Os candidatos evoluem, portanto, dentro do vilarejo de nascimento4 (uso intencionalmente o termo como uma imagem ligada à infância, para sintonizar-me com um bem preciso nível experiencial interno), constituído pelo seu instituto de formação, completando — quando as coisas vão relativamente bem — um percurso constelado por momentos introjetivos importantes, que vão fundar e constituir as bases culturais, teóricas e clínicas do seu “Eu de trabalho”.

De tempos em tempos, grandes eventos nacionais e internacionais (os congressos) vão levá-los ao contato com outras tribos familiares (colegas de outros institutos) ou, mesmo, a outras civilizações, como acontece nos seminário da Ipso5 ou, de qualquer modo, nos grandes encontros internacionais.

Em tais ocasiões, é possível experimentar contemporaneamente a sensação vivificante do possível entendimento e troca com analistas tão distantes pelo estilo e referências culturais, e aquela intimista de reconhecimento de pertencimento a uma família bem específica, fundamental para o próprio senso de identidade.

Como tantos colegas antes dele, Daniel Widlöcher (2004) interrogou-se a respeito do significado profundo da enorme quantidade de seminários, congressos e conferências desenvolvidas pelos psicanalistas em cada região. Mesmo reconhecendo a variedade dos possíveis motivos para esse fato tão surpreendente (se oftalmologistas ou cirurgiões fizessem tantos congressos, seria um desenvolvimento científico enorme que, na verdade, no nosso campo não acontece...), Widlöcher tem por hipótese que a função de base desses encontros seja a função do terceiro, como necessidade de notificação e de verificação dos produtos elaborativos internos do indivíduo, ou ao grupo local, vivenciado como entidade não suficientemente outra.

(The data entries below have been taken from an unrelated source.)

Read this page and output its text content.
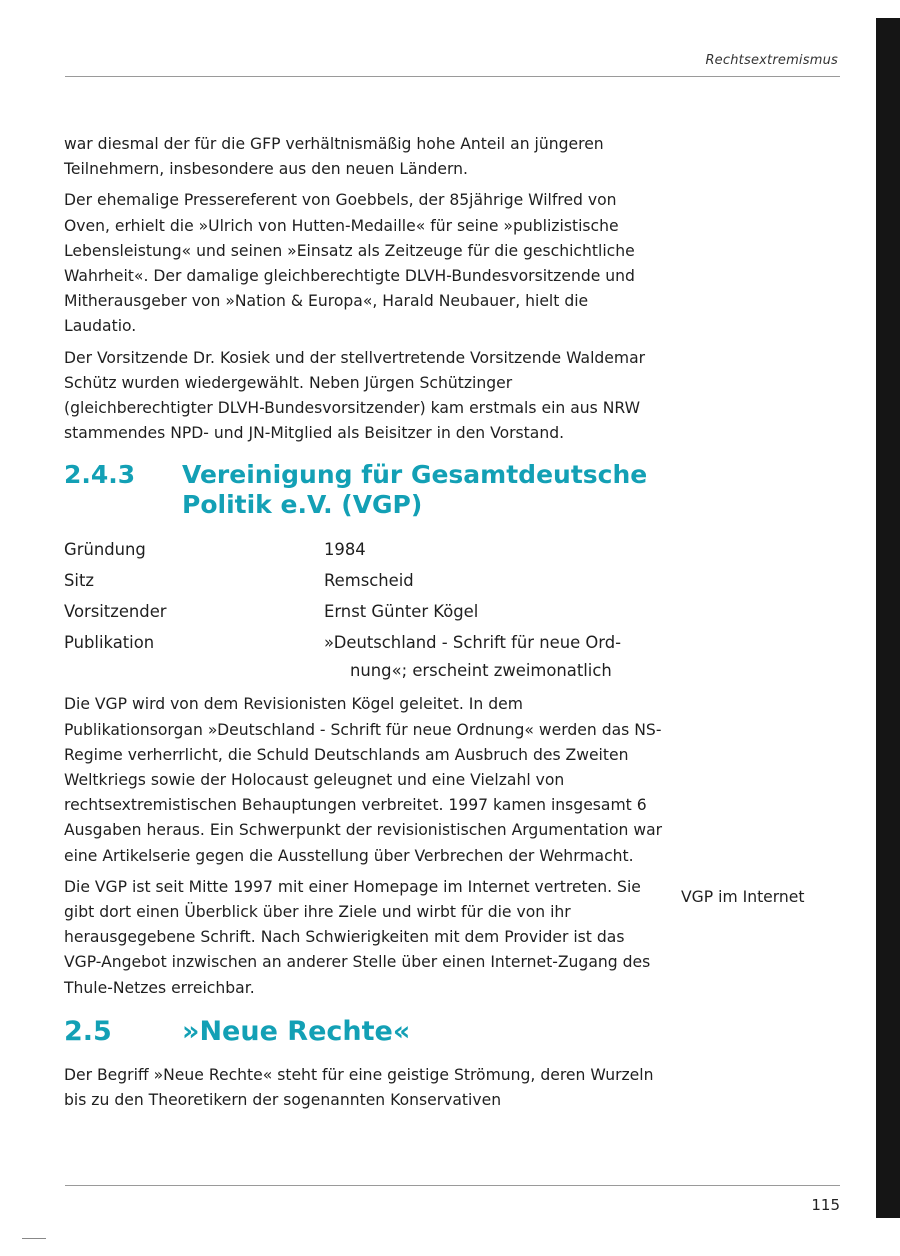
Rechtsextremismus

war diesmal der für die GFP verhältnismäßig hohe Anteil an jüngeren Teilnehmern, insbesondere aus den neuen Ländern.

Der ehemalige Pressereferent von Goebbels, der 85jährige Wilfred von Oven, erhielt die »Ulrich von Hutten-Medaille« für seine »publizistische Lebensleistung« und seinen »Einsatz als Zeitzeuge für die geschichtliche Wahrheit«. Der damalige gleichberechtigte DLVH-Bundesvorsitzende und Mitherausgeber von »Nation & Europa«, Harald Neubauer, hielt die Laudatio.

Der Vorsitzende Dr. Kosiek und der stellvertretende Vorsitzende Waldemar Schütz wurden wiedergewählt. Neben Jürgen Schützinger (gleichberechtigter DLVH-Bundesvorsitzender) kam erstmals ein aus NRW stammendes NPD- und JN-Mitglied als Beisitzer in den Vorstand.

2.4.3	Vereinigung für Gesamtdeutsche Politik e.V. (VGP)
Gründung	1984
Sitz	Remscheid
Vorsitzender	Ernst Günter Kögel
Publikation	»Deutschland - Schrift für neue Ord-
nung«; erscheint zweimonatlich

Die VGP wird von dem Revisionisten Kögel geleitet. In dem Publikationsorgan »Deutschland - Schrift für neue Ordnung« werden das NS-Regime verherrlicht, die Schuld Deutschlands am Ausbruch des Zweiten Weltkriegs sowie der Holocaust geleugnet und eine Vielzahl von rechtsextremistischen Behauptungen verbreitet. 1997 kamen insgesamt 6 Ausgaben heraus. Ein Schwerpunkt der revisionistischen Argumentation war eine Artikelserie gegen die Ausstellung über Verbrechen der Wehrmacht.

Die VGP ist seit Mitte 1997 mit einer Homepage im Internet vertreten. Sie gibt dort einen Überblick über ihre Ziele und wirbt für die von ihr herausgegebene Schrift. Nach Schwierigkeiten mit dem Provider ist das VGP-Angebot inzwischen an anderer Stelle über einen Internet-Zugang des Thule-Netzes erreichbar.

2.5	»Neue Rechte«

Der Begriff »Neue Rechte« steht für eine geistige Strömung, deren Wurzeln bis zu den Theoretikern der sogenannten Konservativen

VGP im Internet
115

Através da escuta direta e das leituras, cada jovem analista mostrará as próprias tendências individuais de abrir-se com interesse e curiosidade para o novo (talvez integrando com aquilo que já é familiar), ou a fechar-se em uma modalidade de relacionar-se auto-referencial como maso chiuso6, ou ainda a desenvolver uma fantasia profunda de ruptura total e rejeição às próprias raízes, até a criação desde o seu início de uma “outra” identidade, verdadeiro equivalente de um “romance familiar” substitutivo, por meio do qual é possível entrever dolorosos e traumáticos desconhecimentos das próprias relações objetais originárias.

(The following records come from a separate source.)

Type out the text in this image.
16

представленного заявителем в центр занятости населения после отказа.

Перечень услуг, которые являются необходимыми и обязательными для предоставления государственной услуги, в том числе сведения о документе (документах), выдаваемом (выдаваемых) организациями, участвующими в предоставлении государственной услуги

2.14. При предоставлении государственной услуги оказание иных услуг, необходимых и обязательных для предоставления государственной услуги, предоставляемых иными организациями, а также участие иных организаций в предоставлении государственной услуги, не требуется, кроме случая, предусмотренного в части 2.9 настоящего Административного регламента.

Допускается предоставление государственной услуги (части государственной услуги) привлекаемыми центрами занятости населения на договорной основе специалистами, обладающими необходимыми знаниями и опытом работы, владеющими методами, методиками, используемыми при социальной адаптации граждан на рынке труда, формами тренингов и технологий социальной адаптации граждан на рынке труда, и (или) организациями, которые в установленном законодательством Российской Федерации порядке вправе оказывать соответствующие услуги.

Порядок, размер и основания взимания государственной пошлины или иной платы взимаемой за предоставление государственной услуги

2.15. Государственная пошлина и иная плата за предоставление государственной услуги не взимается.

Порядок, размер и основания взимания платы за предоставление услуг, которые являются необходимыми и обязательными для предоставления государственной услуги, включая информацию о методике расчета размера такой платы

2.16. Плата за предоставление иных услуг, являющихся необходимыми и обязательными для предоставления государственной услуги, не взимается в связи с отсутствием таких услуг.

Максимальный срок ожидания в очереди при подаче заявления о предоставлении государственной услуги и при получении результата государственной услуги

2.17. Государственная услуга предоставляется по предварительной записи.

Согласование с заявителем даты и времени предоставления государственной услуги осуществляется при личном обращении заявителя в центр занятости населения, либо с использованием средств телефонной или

A fase sucessiva, aquela do acesso ao “Centro” ou ao “Instituto” de competência geográfica, é a definitiva — salvo no caso da superveniência de grandes mudanças logísticas na própria existência — e se caracteriza pela perspectiva praticamente ilimitada (no sentido subjetivo) de pertencimento ao contexto colegial e, no sentido mais profundo, ao grupo familiar.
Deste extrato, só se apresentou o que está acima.